The type of extra duty imposed does not have to be related to the Soldier’s form of misconduct. For example, a Soldier who receives an Article 15 for being absent without leave (AWOL) may be required to perform additional cleaning duties for extra duty. Extra duty imposed as punishment under Article 15, UCMJ may be ordered to be executed for a set amount of days during off-duty time. Prior to imposing punishment, the Soldier’s chain of command (or concern) can recommend UCMJ action and the type of punishment to be imposed, but only the unit commander is authorized to impose both UCMJ action and punishment.

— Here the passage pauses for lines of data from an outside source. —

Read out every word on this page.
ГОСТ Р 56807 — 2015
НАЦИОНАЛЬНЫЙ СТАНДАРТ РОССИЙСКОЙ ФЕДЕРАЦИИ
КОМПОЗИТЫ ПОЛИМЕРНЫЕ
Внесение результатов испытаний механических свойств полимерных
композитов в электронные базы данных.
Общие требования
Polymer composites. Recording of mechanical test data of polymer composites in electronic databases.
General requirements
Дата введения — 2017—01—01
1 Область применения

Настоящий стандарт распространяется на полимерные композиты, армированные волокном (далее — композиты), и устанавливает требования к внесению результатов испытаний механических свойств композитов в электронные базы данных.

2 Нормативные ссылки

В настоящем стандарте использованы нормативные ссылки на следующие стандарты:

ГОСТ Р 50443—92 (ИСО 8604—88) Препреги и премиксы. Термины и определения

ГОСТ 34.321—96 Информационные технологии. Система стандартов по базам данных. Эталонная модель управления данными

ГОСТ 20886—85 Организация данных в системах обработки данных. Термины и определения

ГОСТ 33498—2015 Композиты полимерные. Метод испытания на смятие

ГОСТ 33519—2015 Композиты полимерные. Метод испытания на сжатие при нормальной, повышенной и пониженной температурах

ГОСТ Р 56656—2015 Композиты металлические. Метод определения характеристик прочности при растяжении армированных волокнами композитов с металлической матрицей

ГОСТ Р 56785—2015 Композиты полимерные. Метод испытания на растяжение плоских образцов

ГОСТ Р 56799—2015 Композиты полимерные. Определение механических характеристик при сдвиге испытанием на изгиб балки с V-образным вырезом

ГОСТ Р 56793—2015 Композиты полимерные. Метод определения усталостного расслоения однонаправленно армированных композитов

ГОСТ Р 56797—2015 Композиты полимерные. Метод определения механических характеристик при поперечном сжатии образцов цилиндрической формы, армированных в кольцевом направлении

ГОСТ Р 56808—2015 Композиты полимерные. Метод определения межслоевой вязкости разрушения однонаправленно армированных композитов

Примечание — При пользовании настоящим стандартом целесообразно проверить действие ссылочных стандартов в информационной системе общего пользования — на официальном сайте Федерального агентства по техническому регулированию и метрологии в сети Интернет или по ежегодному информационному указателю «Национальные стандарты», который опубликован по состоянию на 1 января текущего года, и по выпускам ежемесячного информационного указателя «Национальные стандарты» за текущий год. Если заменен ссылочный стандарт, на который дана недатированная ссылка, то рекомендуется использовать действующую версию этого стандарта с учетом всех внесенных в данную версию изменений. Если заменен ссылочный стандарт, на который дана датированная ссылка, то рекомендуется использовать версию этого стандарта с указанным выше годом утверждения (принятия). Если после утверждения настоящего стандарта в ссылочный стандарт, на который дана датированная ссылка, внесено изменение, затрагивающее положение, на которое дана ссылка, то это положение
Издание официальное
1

Leader’s have a serious responsibility to ensure what is right for their subordinates. If a Soldier demonstrates a deficiency and would benefit from corrective training, then the following actions should occur:

(1) The Soldier is notified of the demonstrated deficiency, and it is properly documented on a DA Form 4856 (Developmental Counseling Form) detailing the problem and the measures to be taken to correct the problem. Always inform the Soldier and document both strengths and weaknesses during counseling.

(2) A supervising NCO or officer is present during the corrective training. This will prove to the Soldier that you are not only imposing this measure, but also setting an example and doing the right thing. Delegating supervision to another NCO or officer not specifically familiar with the Soldier and/or the deficiency may be less effective.

(3) Always demonstrate to the Soldier what he or she is doing right and/or doing wrong. Compliment the Soldier when they do the right thing and/or exceed the standards. Then personally demonstrate the correct standard when the Soldier fails to show improvement. This will help the Soldier learn from his/her mistakes and teach them how to be a better Soldier.

Both corrective training and extra duty are designed to help Soldiers improve. For more information, reference FM 6-22 (Army Leadership), AR 600-20 (Army Command Policy), and AR 27-10 (Military Justice). Your local IG is here to help and we are available to you, if you have questions or need assistance – especially when it comes to clarifying standards or policies. Let’s all continue to make the Great Place even greater.